Studies of patient groups can reveal an upper bound on the risks of a genetic variant, Wright said, while population-level studies can provide a lower bound. The challenge is helping patients understand what this range means for their own personal risk — a question that researchers are trying to answer.

As genetic screening becomes more ubiquitous, understanding the meaning of individual variants is increasingly important. Parents doing IVF and screening embryos for health conditions, for example, might make very different decisions about which embryos to implant if they are told the risk of genetic disease from a particular variant is 100% versus 20%. Likewise, people getting genetic counseling need to understand if their risk of disease is truly as high as studies on patient populations would suggest, or if they have protective factors that bring their risk down.

The findings may also help refine gene therapy treatments that target specific disease-causing genes. Because these genes do cause the disease in some people, these gene therapies will continue to be important, Pierce said. But understanding the rest of the genetic milieu could help boost the effectiveness of such therapies.

"We might be able to predict more accurately who will respond best to genetic therapies," Pierce said. "We might also identify novel targets for therapies following the identification of the additional genetic factors that influence disease expression."

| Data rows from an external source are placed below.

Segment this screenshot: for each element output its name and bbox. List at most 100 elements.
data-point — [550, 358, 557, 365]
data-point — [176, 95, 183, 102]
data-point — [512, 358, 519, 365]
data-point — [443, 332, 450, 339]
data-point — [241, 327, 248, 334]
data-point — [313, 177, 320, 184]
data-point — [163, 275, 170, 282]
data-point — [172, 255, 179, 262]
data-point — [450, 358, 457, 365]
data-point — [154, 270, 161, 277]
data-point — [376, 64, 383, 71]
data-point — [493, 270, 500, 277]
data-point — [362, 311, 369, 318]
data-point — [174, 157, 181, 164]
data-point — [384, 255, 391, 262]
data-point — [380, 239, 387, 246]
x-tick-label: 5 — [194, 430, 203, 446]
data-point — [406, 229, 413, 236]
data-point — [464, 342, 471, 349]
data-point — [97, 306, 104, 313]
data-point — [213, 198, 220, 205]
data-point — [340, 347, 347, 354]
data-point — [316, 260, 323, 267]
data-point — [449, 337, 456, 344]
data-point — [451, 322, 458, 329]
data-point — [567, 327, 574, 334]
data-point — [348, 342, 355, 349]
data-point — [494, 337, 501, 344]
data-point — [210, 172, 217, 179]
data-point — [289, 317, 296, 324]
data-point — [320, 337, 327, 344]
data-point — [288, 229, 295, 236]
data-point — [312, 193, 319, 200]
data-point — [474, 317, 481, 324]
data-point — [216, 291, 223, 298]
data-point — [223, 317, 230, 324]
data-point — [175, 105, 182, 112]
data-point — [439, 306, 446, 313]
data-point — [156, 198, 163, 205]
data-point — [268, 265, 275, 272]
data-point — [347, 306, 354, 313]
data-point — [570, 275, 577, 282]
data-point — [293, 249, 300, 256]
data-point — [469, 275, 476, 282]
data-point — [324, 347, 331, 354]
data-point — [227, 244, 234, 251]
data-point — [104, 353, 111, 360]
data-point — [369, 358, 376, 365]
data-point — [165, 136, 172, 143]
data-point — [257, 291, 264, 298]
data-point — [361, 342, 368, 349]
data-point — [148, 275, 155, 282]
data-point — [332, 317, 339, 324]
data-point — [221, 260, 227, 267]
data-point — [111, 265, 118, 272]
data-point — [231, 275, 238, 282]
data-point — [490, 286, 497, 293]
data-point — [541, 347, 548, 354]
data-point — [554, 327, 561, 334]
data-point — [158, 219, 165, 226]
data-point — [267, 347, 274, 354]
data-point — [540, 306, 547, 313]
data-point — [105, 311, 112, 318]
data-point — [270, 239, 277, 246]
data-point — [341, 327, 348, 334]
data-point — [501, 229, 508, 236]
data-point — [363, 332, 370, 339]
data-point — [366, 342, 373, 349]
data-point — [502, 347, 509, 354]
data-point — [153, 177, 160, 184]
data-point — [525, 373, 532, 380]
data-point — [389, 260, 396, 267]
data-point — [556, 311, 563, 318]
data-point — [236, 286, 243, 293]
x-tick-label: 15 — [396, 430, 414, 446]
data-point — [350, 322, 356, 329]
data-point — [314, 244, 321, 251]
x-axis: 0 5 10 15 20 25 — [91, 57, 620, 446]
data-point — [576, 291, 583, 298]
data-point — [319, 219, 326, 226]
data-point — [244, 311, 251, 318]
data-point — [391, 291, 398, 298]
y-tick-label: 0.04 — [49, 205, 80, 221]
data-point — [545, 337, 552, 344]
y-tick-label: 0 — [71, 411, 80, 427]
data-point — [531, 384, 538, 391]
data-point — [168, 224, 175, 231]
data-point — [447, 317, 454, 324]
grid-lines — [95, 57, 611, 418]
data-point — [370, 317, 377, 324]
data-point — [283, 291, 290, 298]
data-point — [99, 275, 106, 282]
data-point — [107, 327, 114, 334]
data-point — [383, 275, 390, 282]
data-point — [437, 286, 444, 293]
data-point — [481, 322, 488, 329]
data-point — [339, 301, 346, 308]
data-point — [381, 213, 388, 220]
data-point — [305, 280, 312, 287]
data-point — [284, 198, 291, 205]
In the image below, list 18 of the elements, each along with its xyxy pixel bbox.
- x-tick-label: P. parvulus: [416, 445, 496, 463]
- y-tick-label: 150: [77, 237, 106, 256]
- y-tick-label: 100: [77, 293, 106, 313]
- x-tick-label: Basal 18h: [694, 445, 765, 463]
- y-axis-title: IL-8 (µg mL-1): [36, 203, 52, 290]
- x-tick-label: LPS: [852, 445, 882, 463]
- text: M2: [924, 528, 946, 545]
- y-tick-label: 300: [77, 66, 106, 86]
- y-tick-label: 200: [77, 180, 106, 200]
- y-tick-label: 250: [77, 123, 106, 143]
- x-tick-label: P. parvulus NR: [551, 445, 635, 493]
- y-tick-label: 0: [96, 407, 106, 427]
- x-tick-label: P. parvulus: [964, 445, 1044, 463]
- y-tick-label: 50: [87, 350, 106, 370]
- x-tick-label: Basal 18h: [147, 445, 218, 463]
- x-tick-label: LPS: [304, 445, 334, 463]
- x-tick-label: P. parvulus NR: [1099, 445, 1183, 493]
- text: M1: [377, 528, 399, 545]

Rossin and Pierce are now working on large global collaborations to learn more about what modifies the genetic risk in retinal disorders. Other researchers are looking to do the same for disorders such as ovarian insufficiency.

Right now, there are limited treatment options for many of the conditions under study. That means that there may be few options for prevention or early treatment, even if the genes fueling the conditions are better understood.

But as more new treatment options emerge, it will be increasingly important to understand the nuances of risk for individual patients, Hayden said. Understanding that risk could help patients make decisions about preventative treatment.

"When therapies are available for those diseases, early treatment—and particularly early treatment for degenerative disease of the brain and the eye—is better than later, because you can't replace neurons," Hayden said. "So you'll want to know your risk."